What I believe (not yet invincibly)

Strange, as I reflect back on the AAR experience I find that, once again, I have shifted in my view of religion. I seem - egad! - to be moving toward a pro-religion stance. Not that religion is good for people, though that might be true (often it's not), but that it might in some sense be - yoicks! - true.

Time was, I took refuge in the formulation (coined by Joe Bulbulia) distinguishing religious studies from theology, "they study God, we study them." That made religious studies safely kin of anthropology, history and the other human sciences. Religion(s) might or might not be true - we learn to leave those questions open (or aside) - but our business is with human beings and their deepest convictions. Religious studies is a necessary discipline because the other disciplines do not take the depth of these convictions as seriously as it deserves - not as potentially true but as part of human experience and culture.
But now I find I'm closer to a different position: that religious studies is a necessary discipline because it alone confronts students (and we're all still students on this one) with the fact that there is no consensus on what is real. One studies religious traditions not only because they are expressions of the human spirit and "nothing human is foreign to me," but because they collectively point beyond the secular pieties of academic life. I'm sounding a bit like William James, who described the writing of his Varieties of Religious Experience thus:

the problem I have set myself is a hard one: first, to defend (against all the prejudices of my "class") "experience" against "philosophy" as being the real backbone of the world's religious life ... and second, to make the hearer or reader believe, what I myself invincibly do believe, that although all the special manifestations of religion may have been absurd (I mean its creeds and theories), yet the life of it as a whole is mankind's most important function.
William James, "[Experience and Religion: A Comment],"
extract from a letter to Frances R. Morse, in The Writings of William James,
ed. John McDermott (Chicago: University of Chicago Press, 1967), 740-1

I don't know about "experience" (though James' rich conception of it is far better than common ones); I want to say something about the real. Not just that there are different views of what's real - is there life after death, do animals have souls, is there purpose in the universe, does the devil exist, etc. - or that there will always be different views here. No, part of me wants to say that religious traditions record and generate experiences of a world where more is possible than modernity imagines or allows. I'm not talking supernaturalism, necessarily, since I accept Dewey's (and before him Durkheim's) criticism of an unproblematic conception of the natural, but something more like Wislawa Szymborska's laconic observation in a poem I've quoted before (a potential epigraph for my good book):

Commonplace miracle:
that so many commonplace miracles happen.

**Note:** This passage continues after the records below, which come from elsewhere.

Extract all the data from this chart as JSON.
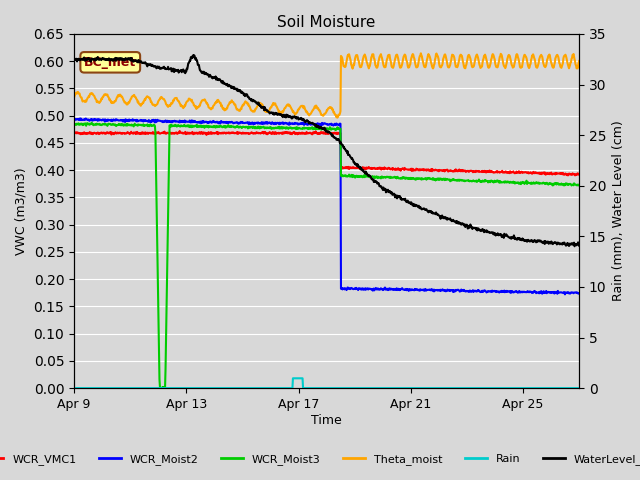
{
  "title": "Soil Moisture",
  "xlabel": "Time",
  "ylabel_left": "VWC (m3/m3)",
  "ylabel_right": "Rain (mm), Water Level (cm)",
  "ylim_left": [
    0.0,
    0.65
  ],
  "ylim_right": [
    0,
    35
  ],
  "yticks_left": [
    0.0,
    0.05,
    0.1,
    0.15,
    0.2,
    0.25,
    0.3,
    0.35,
    0.4,
    0.45,
    0.5,
    0.55,
    0.6,
    0.65
  ],
  "yticks_right": [
    0,
    5,
    10,
    15,
    20,
    25,
    30,
    35
  ],
  "xtick_labels": [
    "Apr 9",
    "Apr 13",
    "Apr 17",
    "Apr 21",
    "Apr 25"
  ],
  "annotation_label": "BC_met",
  "legend_entries": [
    {
      "label": "WCR_VMC1",
      "color": "#ff0000"
    },
    {
      "label": "WCR_Moist2",
      "color": "#0000ff"
    },
    {
      "label": "WCR_Moist3",
      "color": "#00cc00"
    },
    {
      "label": "Theta_moist",
      "color": "#ffa500"
    },
    {
      "label": "Rain",
      "color": "#00cccc"
    },
    {
      "label": "WaterLevel_cm",
      "color": "#000000"
    }
  ]
}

I'm not saying I have experienced more than commonplace miracles, but that I am finding myself inclining toward the view that the commonplace miracles are just the start, and that the study of religion forces (or permits) us to consider where it might lead.
Here's James again, in another letter about the Varieties, and then I'll close for today:

The Divine, for my active life, is limited to impersonal and abstract concepts which, as ideals, interest and determine me, but do so faintly in comparison with what a feeling of God might effect if I had one.... yet there is something in me which makes response when I hear utterances from the quarter made by others. I recognize the deeper voice. Something tells me: -- ‘thither lies truth’ ...
William James, letter to James Leuba,
cited in The Varieties of Religious Experience
(1902; repr. Harmondsworth: Penguin Classics, 1985), xxiv


(The pictures, incidentally, are from Torrey Pines Beach this afternoon. The first our most recent rockslide, the second the promontory leading to Flat Rock.)